F/(m2 - m1) = F/[m2(1 -(m1/m2)]
= (F/m2)/(1 -0.1615) = 2.1/(0.8385)
= 2.5 m/s

(b) F/(m1 + m2) = F/[m2(1 +(m1/m2)]
You finish it.

i keep on having b) wrong even when replacing

(b) F/(m1 + m2) = F/[m2(1 +(m1/m2)]

= F/m2*[1/(1 + 0.1615)]
= 2.1*/1.1615 = 1.81 m/s^2

To find the acceleration that the force would give to an object of mass (a) m2 - m1 and (b) m2 + m1, we can use Newton's second law of motion:

F = m * a

where F is the force, m is the mass of the object, and a is the acceleration.

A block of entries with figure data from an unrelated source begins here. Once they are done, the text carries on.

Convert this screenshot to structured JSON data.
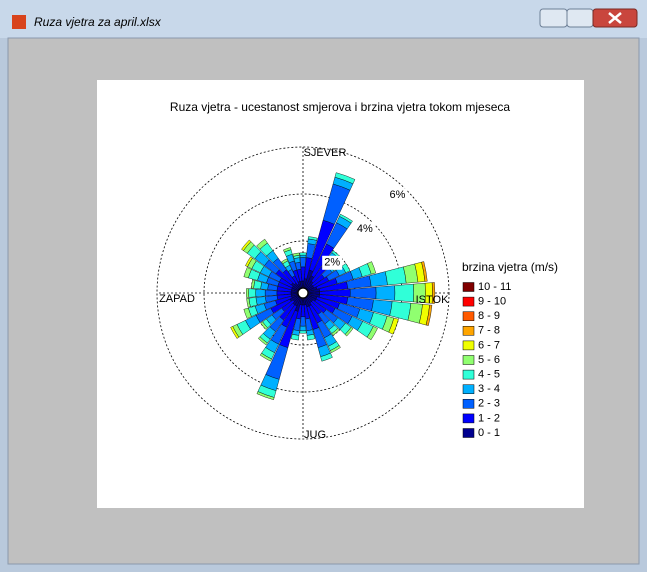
{
  "window": {
    "title": "Ruza vjetra za april.xlsx"
  },
  "chart_data": {
    "type": "windrose",
    "title": "Ruza vjetra - ucestanost smjerova i brzina vjetra tokom mjeseca",
    "direction_labels": [
      "SJEVER",
      "ISTOK",
      "JUG",
      "ZAPAD"
    ],
    "directions": [
      0,
      10,
      20,
      30,
      40,
      50,
      60,
      70,
      80,
      90,
      100,
      110,
      120,
      130,
      140,
      150,
      160,
      170,
      180,
      190,
      200,
      210,
      220,
      230,
      240,
      250,
      260,
      270,
      280,
      290,
      300,
      310,
      320,
      330,
      340,
      350
    ],
    "rlim": [
      0,
      6
    ],
    "rticks": [
      {
        "value": 2,
        "label": "2%"
      },
      {
        "value": 4,
        "label": "4%"
      },
      {
        "value": 6,
        "label": "6%"
      }
    ],
    "legend_title": "brzina vjetra (m/s)",
    "series": [
      {
        "name": "0 - 1",
        "color": "#00008f",
        "values": [
          0.3,
          0.4,
          0.8,
          0.6,
          0.4,
          0.3,
          0.3,
          0.4,
          0.5,
          0.5,
          0.5,
          0.4,
          0.4,
          0.3,
          0.3,
          0.4,
          0.4,
          0.3,
          0.3,
          0.3,
          0.6,
          0.4,
          0.4,
          0.3,
          0.4,
          0.3,
          0.3,
          0.3,
          0.3,
          0.3,
          0.3,
          0.4,
          0.3,
          0.2,
          0.3,
          0.3
        ]
      },
      {
        "name": "1 - 2",
        "color": "#0000ff",
        "values": [
          0.6,
          0.9,
          2.2,
          1.5,
          0.8,
          0.6,
          0.7,
          0.9,
          1.2,
          1.3,
          1.2,
          1.0,
          0.9,
          0.7,
          0.6,
          0.8,
          1.0,
          0.6,
          0.5,
          0.6,
          1.6,
          1.0,
          0.8,
          0.6,
          0.9,
          0.7,
          0.6,
          0.6,
          0.6,
          0.6,
          0.6,
          0.8,
          0.7,
          0.4,
          0.5,
          0.5
        ]
      },
      {
        "name": "2 - 3",
        "color": "#0060ff",
        "values": [
          0.4,
          0.6,
          1.6,
          1.0,
          0.5,
          0.4,
          0.5,
          0.7,
          1.0,
          1.1,
          1.1,
          0.9,
          0.8,
          0.6,
          0.5,
          0.7,
          0.8,
          0.5,
          0.4,
          0.5,
          1.4,
          0.8,
          0.6,
          0.5,
          0.7,
          0.5,
          0.5,
          0.5,
          0.4,
          0.5,
          0.5,
          0.6,
          0.6,
          0.3,
          0.4,
          0.3
        ]
      },
      {
        "name": "3 - 4",
        "color": "#00b0ff",
        "values": [
          0.1,
          0.2,
          0.3,
          0.3,
          0.2,
          0.1,
          0.3,
          0.4,
          0.7,
          0.8,
          0.8,
          0.6,
          0.5,
          0.4,
          0.3,
          0.4,
          0.4,
          0.2,
          0.2,
          0.2,
          0.5,
          0.4,
          0.4,
          0.3,
          0.5,
          0.4,
          0.4,
          0.4,
          0.3,
          0.4,
          0.4,
          0.5,
          0.4,
          0.2,
          0.3,
          0.2
        ]
      },
      {
        "name": "4 - 5",
        "color": "#30ffd8",
        "values": [
          0.1,
          0.1,
          0.2,
          0.1,
          0.1,
          0.1,
          0.2,
          0.4,
          0.8,
          0.8,
          0.8,
          0.6,
          0.5,
          0.3,
          0.2,
          0.2,
          0.2,
          0.2,
          0.1,
          0.2,
          0.3,
          0.3,
          0.2,
          0.2,
          0.4,
          0.3,
          0.3,
          0.3,
          0.3,
          0.4,
          0.4,
          0.4,
          0.4,
          0.2,
          0.2,
          0.1
        ]
      },
      {
        "name": "5 - 6",
        "color": "#90ff70",
        "values": [
          0,
          0,
          0,
          0,
          0,
          0,
          0,
          0.2,
          0.5,
          0.5,
          0.5,
          0.3,
          0.2,
          0.1,
          0.1,
          0.1,
          0,
          0,
          0,
          0,
          0.1,
          0.1,
          0.1,
          0.1,
          0.2,
          0.2,
          0.1,
          0.1,
          0.1,
          0.2,
          0.2,
          0.2,
          0.2,
          0.1,
          0.1,
          0.1
        ]
      },
      {
        "name": "6 - 7",
        "color": "#f0ff00",
        "values": [
          0,
          0,
          0,
          0,
          0,
          0,
          0,
          0,
          0.3,
          0.3,
          0.3,
          0.2,
          0,
          0,
          0,
          0,
          0,
          0,
          0,
          0,
          0,
          0,
          0,
          0,
          0.1,
          0,
          0,
          0,
          0,
          0,
          0.1,
          0.1,
          0,
          0,
          0,
          0
        ]
      },
      {
        "name": "7 - 8",
        "color": "#ffa500",
        "values": [
          0,
          0,
          0,
          0,
          0,
          0,
          0,
          0,
          0.1,
          0.1,
          0.1,
          0,
          0,
          0,
          0,
          0,
          0,
          0,
          0,
          0,
          0,
          0,
          0,
          0,
          0,
          0,
          0,
          0,
          0,
          0,
          0,
          0,
          0,
          0,
          0,
          0
        ]
      },
      {
        "name": "8 - 9",
        "color": "#ff5a00",
        "values": [
          0,
          0,
          0,
          0,
          0,
          0,
          0,
          0,
          0,
          0,
          0,
          0,
          0,
          0,
          0,
          0,
          0,
          0,
          0,
          0,
          0,
          0,
          0,
          0,
          0,
          0,
          0,
          0,
          0,
          0,
          0,
          0,
          0,
          0,
          0,
          0
        ]
      },
      {
        "name": "9 - 10",
        "color": "#ff0000",
        "values": [
          0,
          0,
          0,
          0,
          0,
          0,
          0,
          0,
          0,
          0,
          0,
          0,
          0,
          0,
          0,
          0,
          0,
          0,
          0,
          0,
          0,
          0,
          0,
          0,
          0,
          0,
          0,
          0,
          0,
          0,
          0,
          0,
          0,
          0,
          0,
          0
        ]
      },
      {
        "name": "10 - 11",
        "color": "#800000",
        "values": [
          0,
          0,
          0,
          0,
          0,
          0,
          0,
          0,
          0,
          0,
          0,
          0,
          0,
          0,
          0,
          0,
          0,
          0,
          0,
          0,
          0,
          0,
          0,
          0,
          0,
          0,
          0,
          0,
          0,
          0,
          0,
          0,
          0,
          0,
          0,
          0
        ]
      }
    ]
  }
}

Here, we are given two scenarios:

For the first scenario, the force gives an object of mass m1 an acceleration of 13.0 m/s^2.
For the second scenario, the force gives an object of mass m2 an acceleration of 2.10 m/s^2.

Let's calculate the force in each scenario:

For the first scenario:
F1 = m1 * a1
Given that a1 = 13.0 m/s^2

For the second scenario:
F2 = m2 * a2
Given that a2 = 2.10 m/s^2

Now, let's calculate the acceleration for an object of mass (a) m2 - m1 and (b) m2 + m1 using the calculated forces.

(a) For m2 - m1:
Using Newton's second law for the first scenario:
F1 = (m2 - m1) * a [1]

We can rearrange equation [1] to solve for acceleration (a):
a = F1 / (m2 - m1)

(b) For m2 + m1:
Using Newton's second law for the second scenario:
F2 = (m2 + m1) * a [2]

We can rearrange equation [2] to solve for acceleration (a):
a = F2 / (m2 + m1)

Now, using the given values, calculate the acceleration for each scenario.